This patch introduces a new lowering layer between the Vector dialect
and the Arm SME extension. At the moment, the lowering from the Vector
dialect to SME looks like this:
- Vector --> SME LLVM IR intrinsics
This patch introduces custom SME ops, so the lowering will look like
this:
- Vector --> ArmSME dialect (custom Ops) --> SME LLVM IR intrinsics.
This is motivated by 2 considerations:
- Storing ZA to memory (e.g. vector.transfer_write) requires an scf.for loop over all rows of ZA. Similar logic will apply to "load to ZA from memory". This is a rather complex transformation and a custom Op seems justified.
- As discussed in [1], we need to prevent the LLVM type converter from having to convert types unsupported in LLVM, e.g. vector<[16]x[16]xi8>. A dedicated abstraction layer with custom Ops opens a path to some fine tuning (e.g. custom type converters) that will allow us to avoid this.
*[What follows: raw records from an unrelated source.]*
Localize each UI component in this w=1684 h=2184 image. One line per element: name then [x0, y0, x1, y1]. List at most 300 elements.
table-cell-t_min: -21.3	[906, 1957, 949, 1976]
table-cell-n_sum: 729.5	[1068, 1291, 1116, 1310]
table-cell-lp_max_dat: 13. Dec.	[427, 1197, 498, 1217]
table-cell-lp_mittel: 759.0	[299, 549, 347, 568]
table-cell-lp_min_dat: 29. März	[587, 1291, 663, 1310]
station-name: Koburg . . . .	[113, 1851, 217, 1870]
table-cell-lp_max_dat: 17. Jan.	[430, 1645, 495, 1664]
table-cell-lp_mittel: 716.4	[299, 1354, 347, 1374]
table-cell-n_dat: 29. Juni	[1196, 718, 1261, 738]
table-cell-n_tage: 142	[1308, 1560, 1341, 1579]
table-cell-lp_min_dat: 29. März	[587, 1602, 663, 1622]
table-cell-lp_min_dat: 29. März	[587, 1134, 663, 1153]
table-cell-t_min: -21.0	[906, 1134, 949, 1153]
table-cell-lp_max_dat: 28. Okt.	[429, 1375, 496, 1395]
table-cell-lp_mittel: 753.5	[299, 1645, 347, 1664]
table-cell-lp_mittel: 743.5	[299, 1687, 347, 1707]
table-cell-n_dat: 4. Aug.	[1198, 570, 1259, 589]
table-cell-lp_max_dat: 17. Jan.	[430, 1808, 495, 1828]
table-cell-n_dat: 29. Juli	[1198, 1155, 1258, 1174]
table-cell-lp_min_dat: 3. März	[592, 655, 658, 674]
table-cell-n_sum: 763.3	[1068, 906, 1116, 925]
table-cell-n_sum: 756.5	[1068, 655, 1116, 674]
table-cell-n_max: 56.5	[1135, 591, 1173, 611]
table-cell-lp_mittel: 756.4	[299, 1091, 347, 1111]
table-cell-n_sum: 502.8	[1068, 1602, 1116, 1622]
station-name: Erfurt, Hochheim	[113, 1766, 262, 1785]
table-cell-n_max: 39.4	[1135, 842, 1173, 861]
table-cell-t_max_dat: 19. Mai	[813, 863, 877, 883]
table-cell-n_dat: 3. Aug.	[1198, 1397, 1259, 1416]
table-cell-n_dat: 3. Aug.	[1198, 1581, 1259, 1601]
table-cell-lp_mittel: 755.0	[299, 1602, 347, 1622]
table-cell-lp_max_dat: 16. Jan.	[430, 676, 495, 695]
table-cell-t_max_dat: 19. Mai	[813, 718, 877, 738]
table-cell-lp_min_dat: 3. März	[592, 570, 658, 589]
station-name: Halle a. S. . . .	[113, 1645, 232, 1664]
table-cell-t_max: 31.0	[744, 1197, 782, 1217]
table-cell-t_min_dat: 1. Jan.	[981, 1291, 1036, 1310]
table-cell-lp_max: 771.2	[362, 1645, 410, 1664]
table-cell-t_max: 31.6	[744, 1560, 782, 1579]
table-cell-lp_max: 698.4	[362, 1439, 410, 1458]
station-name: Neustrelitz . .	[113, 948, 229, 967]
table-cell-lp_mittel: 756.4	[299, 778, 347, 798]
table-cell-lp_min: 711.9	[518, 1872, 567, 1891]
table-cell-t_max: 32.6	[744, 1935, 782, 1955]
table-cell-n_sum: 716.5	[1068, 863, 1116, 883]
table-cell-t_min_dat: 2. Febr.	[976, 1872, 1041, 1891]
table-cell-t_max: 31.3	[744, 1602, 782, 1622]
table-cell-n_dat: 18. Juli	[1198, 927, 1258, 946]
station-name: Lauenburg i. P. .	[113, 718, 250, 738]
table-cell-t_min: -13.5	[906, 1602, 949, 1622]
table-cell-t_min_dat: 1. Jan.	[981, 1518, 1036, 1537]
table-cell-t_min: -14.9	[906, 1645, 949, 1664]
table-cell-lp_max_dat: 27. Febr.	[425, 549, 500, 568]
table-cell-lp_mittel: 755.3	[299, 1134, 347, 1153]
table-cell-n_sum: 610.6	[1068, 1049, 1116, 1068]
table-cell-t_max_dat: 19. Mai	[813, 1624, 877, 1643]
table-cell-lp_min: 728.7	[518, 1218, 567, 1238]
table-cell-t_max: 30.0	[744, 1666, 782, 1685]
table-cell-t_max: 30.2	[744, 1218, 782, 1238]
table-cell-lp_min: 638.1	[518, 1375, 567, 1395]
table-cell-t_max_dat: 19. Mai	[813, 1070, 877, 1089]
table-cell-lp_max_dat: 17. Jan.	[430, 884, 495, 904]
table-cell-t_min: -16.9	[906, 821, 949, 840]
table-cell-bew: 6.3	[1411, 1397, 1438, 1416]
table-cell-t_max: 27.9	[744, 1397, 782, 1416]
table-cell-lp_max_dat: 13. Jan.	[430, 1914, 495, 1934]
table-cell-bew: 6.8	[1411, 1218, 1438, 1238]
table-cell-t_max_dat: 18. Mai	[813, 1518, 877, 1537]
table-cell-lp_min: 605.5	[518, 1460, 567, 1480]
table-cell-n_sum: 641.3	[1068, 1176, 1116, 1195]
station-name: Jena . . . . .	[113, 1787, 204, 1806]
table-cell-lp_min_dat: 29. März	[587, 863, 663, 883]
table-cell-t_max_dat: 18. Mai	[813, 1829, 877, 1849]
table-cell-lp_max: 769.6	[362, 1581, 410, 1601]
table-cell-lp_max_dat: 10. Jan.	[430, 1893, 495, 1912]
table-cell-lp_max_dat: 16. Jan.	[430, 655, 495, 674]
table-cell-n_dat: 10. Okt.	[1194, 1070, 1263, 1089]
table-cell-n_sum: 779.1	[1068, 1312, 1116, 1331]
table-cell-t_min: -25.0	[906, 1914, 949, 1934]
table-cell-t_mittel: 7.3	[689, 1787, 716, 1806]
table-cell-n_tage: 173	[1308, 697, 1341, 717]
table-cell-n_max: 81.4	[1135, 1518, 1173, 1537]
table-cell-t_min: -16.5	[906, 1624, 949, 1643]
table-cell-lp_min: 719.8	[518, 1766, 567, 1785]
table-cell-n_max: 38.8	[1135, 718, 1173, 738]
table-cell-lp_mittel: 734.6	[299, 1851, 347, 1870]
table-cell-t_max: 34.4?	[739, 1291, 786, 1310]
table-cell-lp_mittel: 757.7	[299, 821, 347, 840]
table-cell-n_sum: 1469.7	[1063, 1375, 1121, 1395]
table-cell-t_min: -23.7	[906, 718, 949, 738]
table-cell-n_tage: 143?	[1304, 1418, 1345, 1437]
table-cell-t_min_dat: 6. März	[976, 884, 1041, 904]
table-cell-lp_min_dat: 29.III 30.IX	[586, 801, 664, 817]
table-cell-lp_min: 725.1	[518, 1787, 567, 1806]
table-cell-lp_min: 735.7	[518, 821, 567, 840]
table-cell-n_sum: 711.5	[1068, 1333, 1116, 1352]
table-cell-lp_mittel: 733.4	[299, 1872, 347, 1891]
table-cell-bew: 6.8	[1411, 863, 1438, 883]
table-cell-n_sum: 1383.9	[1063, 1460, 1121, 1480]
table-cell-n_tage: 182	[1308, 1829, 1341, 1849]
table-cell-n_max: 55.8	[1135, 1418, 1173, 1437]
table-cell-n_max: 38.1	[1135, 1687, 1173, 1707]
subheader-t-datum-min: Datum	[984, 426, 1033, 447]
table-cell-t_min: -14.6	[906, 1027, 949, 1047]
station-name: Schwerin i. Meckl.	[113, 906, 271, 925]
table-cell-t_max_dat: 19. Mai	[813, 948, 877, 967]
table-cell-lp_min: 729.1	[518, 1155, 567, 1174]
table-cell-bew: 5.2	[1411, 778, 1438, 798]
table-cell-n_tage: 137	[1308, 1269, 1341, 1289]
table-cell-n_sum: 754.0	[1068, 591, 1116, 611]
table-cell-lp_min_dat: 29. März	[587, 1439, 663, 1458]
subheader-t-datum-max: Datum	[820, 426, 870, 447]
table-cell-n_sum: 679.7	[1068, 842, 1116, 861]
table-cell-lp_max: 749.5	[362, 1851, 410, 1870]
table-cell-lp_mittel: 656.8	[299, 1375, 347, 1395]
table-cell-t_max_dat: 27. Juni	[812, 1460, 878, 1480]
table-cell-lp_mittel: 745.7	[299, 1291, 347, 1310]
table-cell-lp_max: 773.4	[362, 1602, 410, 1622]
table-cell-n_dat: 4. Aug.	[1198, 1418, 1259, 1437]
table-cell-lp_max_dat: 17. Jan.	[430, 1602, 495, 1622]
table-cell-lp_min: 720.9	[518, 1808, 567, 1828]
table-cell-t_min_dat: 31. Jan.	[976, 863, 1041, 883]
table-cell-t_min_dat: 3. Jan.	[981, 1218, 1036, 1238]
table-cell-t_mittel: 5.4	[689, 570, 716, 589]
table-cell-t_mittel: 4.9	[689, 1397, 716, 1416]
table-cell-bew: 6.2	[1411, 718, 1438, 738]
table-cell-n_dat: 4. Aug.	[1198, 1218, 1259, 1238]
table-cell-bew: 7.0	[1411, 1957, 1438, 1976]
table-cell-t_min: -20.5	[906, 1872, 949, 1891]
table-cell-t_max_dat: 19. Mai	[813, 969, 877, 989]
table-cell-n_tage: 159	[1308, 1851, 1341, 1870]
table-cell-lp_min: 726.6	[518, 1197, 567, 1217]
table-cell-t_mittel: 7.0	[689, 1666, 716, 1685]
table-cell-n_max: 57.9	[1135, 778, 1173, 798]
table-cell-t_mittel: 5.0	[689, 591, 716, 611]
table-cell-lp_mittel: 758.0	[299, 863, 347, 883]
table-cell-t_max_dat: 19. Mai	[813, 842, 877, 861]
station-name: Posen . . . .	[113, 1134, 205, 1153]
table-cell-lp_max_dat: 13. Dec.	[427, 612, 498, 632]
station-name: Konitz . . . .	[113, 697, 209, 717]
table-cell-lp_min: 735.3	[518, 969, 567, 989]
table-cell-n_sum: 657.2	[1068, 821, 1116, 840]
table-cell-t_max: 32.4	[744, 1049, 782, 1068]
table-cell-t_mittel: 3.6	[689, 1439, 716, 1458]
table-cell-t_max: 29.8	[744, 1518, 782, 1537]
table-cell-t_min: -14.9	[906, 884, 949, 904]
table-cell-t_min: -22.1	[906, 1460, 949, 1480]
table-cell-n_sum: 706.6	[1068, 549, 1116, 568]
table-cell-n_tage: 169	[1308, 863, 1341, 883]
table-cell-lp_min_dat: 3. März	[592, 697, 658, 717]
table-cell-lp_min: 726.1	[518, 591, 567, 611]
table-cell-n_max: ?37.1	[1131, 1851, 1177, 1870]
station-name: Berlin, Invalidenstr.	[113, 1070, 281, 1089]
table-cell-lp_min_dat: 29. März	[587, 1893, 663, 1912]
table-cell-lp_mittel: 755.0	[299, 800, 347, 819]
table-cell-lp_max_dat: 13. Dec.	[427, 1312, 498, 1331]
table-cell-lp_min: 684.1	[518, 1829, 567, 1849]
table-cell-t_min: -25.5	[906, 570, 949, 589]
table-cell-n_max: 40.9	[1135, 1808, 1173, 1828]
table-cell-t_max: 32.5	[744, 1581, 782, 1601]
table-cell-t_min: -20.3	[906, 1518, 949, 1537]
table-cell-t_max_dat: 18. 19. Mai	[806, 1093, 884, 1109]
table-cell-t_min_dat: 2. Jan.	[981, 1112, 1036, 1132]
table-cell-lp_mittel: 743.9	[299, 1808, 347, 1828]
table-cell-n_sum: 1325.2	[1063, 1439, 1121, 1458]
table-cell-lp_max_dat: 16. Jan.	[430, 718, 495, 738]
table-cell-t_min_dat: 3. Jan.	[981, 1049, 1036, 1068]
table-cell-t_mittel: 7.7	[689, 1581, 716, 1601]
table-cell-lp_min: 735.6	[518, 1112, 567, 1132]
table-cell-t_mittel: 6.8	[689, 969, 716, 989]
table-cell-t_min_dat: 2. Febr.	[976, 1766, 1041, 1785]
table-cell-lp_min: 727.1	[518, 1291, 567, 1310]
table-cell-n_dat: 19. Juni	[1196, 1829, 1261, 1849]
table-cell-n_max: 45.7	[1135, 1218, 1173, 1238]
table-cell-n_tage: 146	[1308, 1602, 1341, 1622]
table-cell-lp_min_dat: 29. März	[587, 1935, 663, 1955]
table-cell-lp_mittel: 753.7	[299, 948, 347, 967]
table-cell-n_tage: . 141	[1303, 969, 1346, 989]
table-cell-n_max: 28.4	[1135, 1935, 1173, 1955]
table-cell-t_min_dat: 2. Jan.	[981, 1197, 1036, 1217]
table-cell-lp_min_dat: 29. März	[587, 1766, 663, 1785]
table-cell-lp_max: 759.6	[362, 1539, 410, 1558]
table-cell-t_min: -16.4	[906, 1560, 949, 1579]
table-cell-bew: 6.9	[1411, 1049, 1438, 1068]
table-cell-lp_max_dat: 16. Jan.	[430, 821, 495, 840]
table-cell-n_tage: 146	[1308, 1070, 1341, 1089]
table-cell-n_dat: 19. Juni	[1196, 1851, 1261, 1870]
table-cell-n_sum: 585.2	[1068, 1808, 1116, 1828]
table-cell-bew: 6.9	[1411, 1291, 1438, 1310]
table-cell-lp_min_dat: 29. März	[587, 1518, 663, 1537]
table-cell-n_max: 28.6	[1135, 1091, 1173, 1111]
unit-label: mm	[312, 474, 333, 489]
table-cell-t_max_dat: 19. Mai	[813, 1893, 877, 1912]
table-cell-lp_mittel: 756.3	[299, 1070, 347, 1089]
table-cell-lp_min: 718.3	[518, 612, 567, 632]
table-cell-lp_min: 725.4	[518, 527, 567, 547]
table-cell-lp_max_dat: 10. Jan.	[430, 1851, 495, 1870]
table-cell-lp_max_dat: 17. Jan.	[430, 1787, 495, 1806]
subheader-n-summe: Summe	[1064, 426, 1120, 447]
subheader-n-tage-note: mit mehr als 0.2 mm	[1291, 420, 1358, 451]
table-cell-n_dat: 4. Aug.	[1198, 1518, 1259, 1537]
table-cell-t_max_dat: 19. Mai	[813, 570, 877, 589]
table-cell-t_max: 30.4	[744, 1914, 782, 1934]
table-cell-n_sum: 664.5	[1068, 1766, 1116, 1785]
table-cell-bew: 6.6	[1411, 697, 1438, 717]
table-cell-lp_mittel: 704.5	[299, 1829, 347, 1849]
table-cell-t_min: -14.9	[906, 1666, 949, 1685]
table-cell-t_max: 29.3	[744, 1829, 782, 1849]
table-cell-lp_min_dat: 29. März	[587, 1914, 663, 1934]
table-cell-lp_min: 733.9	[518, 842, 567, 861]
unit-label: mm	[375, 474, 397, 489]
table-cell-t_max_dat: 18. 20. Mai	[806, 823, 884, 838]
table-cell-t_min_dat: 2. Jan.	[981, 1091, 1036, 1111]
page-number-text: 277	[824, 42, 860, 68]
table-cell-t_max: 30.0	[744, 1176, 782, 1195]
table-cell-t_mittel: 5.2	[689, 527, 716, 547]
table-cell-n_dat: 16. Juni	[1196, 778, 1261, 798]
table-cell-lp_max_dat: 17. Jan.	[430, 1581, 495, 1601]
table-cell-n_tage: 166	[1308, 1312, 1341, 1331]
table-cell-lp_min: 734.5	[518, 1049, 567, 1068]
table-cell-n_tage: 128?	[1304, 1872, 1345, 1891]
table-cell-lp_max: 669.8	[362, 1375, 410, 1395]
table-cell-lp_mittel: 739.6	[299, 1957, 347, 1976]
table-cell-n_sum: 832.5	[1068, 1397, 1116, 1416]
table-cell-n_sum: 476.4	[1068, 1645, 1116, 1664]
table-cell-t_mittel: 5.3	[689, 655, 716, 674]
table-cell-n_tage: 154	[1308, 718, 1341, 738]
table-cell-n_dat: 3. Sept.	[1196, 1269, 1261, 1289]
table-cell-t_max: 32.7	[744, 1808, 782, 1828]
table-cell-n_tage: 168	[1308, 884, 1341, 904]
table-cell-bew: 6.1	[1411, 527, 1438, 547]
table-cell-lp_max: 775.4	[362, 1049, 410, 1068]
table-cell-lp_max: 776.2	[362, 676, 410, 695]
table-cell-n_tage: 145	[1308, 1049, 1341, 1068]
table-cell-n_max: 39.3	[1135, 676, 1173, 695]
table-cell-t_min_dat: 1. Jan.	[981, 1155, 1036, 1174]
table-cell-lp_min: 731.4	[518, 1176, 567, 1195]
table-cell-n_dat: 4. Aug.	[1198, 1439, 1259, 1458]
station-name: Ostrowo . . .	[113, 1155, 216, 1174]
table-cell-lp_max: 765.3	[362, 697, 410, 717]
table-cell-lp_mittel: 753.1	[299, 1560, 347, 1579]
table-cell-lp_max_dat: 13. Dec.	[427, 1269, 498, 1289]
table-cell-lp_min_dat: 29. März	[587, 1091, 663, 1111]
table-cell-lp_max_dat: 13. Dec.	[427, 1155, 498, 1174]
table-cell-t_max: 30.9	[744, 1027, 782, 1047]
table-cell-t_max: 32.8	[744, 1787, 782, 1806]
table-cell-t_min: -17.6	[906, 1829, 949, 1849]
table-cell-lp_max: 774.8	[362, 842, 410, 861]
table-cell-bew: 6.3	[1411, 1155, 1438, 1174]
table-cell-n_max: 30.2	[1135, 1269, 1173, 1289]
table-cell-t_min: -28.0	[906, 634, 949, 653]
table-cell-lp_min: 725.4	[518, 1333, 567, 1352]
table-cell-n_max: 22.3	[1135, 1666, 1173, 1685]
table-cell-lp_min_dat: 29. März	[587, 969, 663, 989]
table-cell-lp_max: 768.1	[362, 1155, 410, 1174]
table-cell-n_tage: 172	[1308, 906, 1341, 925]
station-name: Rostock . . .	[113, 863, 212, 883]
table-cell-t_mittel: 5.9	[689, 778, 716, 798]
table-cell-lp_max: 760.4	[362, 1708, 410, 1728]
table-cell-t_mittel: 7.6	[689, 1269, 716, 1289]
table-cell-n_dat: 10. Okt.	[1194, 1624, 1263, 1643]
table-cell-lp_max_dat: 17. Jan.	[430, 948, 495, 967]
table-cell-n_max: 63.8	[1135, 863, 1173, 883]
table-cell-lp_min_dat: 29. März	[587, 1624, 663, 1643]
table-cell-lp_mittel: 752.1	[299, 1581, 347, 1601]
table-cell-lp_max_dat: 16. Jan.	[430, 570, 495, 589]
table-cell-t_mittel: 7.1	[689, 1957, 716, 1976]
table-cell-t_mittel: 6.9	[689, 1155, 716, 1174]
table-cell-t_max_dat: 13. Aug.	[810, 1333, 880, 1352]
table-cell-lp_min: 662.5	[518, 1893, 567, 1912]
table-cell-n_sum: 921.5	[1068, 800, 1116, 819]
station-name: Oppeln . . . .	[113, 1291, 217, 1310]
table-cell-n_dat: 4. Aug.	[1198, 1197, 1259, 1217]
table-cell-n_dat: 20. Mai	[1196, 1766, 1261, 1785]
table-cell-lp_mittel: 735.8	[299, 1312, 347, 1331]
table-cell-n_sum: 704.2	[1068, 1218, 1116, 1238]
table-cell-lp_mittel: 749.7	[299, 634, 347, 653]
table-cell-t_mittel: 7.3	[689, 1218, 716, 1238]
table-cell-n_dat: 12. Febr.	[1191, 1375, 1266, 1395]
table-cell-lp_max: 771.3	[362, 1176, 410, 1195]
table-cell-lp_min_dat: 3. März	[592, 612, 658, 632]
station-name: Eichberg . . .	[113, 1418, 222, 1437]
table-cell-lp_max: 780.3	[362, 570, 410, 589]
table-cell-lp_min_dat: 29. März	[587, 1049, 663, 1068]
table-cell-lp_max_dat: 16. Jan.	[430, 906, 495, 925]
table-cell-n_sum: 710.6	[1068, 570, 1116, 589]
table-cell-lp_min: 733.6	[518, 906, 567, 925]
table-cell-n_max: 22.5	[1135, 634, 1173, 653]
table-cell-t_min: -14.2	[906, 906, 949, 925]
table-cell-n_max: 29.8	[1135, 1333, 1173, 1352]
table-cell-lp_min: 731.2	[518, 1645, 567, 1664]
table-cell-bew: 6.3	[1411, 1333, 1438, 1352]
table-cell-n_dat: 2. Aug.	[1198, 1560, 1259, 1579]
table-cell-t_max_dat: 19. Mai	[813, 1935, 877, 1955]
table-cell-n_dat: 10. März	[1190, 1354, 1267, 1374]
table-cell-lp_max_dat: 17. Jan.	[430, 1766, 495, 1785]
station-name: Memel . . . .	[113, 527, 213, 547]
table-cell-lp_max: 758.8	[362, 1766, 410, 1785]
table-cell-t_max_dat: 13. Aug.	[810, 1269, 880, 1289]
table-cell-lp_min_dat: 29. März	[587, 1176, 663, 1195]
This patch introduces two SME Ops: TileStoreOp and ZeroOp. Note that
no new functionality is added - these Ops merely model what's already
supported. In particular, the following tile size is assumed (dimension
and element size are fixed):
- vector<[16]x[16]xi8>
The new lowering layer is introduced via a conversion pass between the
Vector and the SME dialects. You can use the -convert-vector-to-sme
flag to run it. The following function:
func.func @example(%arg0 : memref<?x?xi8>) { // (...) %cst = arith.constant dense<0> : vector<[16]x[16]xi8> vector.transfer_write %cst, %arg0 : vector<[16]x[16]xi8>, memref<?x?xi8> return }
would be lowered to:
func.func @example(%arg0: memref<?x?xi8>) { // (...) %0 = arm_sme.zero : vector<[16]x[16]xi8> arm_sme.tile_store %arg0[%c0, %c0], %0 : memref<?x?xi8>, vector<[16]x[16]xi8> return }
Later, a mechanism will be introduced to guarantee that arm_sme.zero
and arm_sme.tile_store operate on the same virtual tile. For i8
elements this is not required as there is only one tile.
In order to lower the above output to LLVM, use
- -convert-vector-to-llvm="enable-arm-sme".